If we press lights on the top row, not corresponding to a solution, and then chase the lights, only the bottom row will have lights on. What's more, the effect of pushing some lights at the top, say k of them, and chasing the lights, then pressing another light at
the top and chasing the lights again, is the same as first pressing all k+1 lights (some of them possibly the same) and then chasing the lights. Also, whether a light is pressed an odd or even number of times doesn't change.

To solve the puzzle, first chase the lights, to reduce the problem to the case where only the bottom row has any lights on. In our example, we get

00000
00000
00000
00000
10001

Now, for each light on the top row, start with all lights off, press that light, chase the lights, and see what the effect on the bottom row is. For instance

11000
10000
00000
00000
00000

becomes

00000
00000
00000
00000
01101

So, pressing (1,1) and chasing the lights will toggle lights 2, 3 and 5 on the bottom row. We want a set of lights in the top row, such that the combined effect on the bottom row is to toggle lights 1 and 5. In other words we have to solve five equations in five unknowns, where arithmetic is performed modulo 2. In Matrix notation: Ax=b, where:

| 0 1 1 0 1 |         | 1 |
| 1 1 1 0 0 |         | 0 |
A = | 1 1 0 1 1 | and b = | 0 |
| 0 0 1 1 1 |         | 0 |
| 1 0 1 1 0 |         | 1 |

Column j of A is the bottom row after pressing (1,j) on a blank grid and chasing the lights. b is the bottom row after chasing the lights in the original configuration.

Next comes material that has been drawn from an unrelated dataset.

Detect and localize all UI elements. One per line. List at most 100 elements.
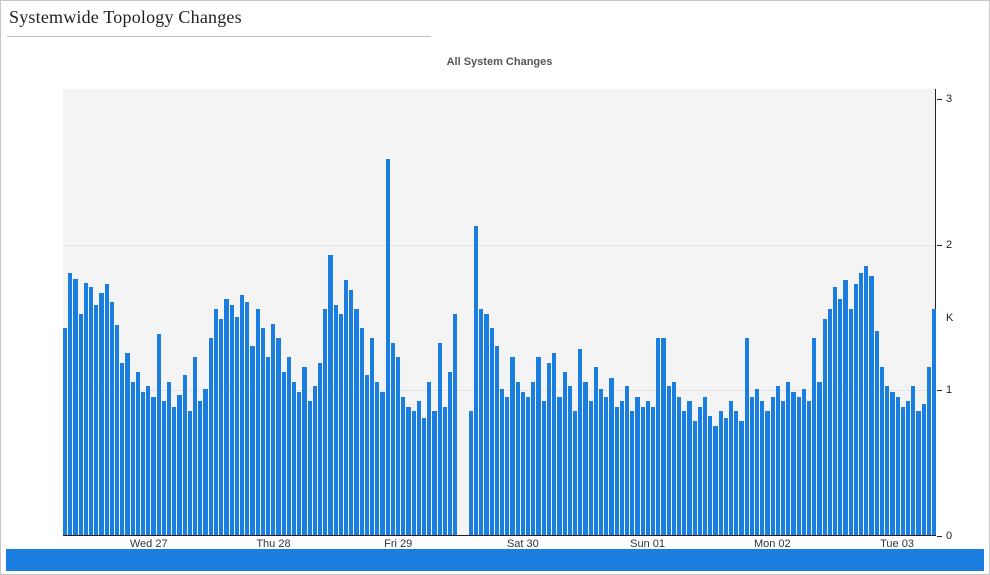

But some lights can't be pressed. This adds some additional constraints to the system of equations. Starting with a blank grid, pressing one button at the top, and chasing the lights, we look at which faulty lights are pressed in the process. For instance, starting with (1,1), no faulty lights are pressed. Starting with (1,3), we press (3,5) and (5,3). Going through all five lights at the top, we have the constraints

| 0 0 1 0 1 |     | 0 |
| 0 0 0 0 1 | x = | 1 |
| 0 0 1 0 0 |     | 1 | 

The rows correspond to (3,5), (5,1) and (5,3), in that order. The column on the right corresponds to faulty buttons that are pressed in the first step of the solution, when we chase the lights to clear everything except the last row. Putting these equations together, we must solve

| 0 1 1 0 1 |     | 1 |
| 1 1 1 0 0 |     | 0 |
| 1 1 0 1 1 |     | 0 |
| 0 0 1 1 1 | x = | 0 |
| 1 0 1 1 0 |     | 1 |
| 0 0 1 0 1 |     | 0 |
| 0 0 0 0 1 |     | 1 |
| 0 0 1 0 0 |     | 1 | 

Using Gauss elimination, this reduces to

| 1 0 0 0 0 |     | 0 |
| 0 1 0 0 0 |     | 1 |
| 0 0 1 0 0 |     | 1 |
| 0 0 0 1 0 | x = | 0 |
| 0 0 0 0 1 |     | 1 |
| 0 0 0 0 0 |     | 0 |
| 0 0 0 0 0 |     | 0 |
| 0 0 0 0 0 |     | 0 | 

So there is a unique solution, which is to press lights 2, 3, and 5 in the top row, and chase the lights, giving the solution set {(1,2),(1,3),(1,5),(2,3),(2,5),(3,2),(3,3),(4,3)}.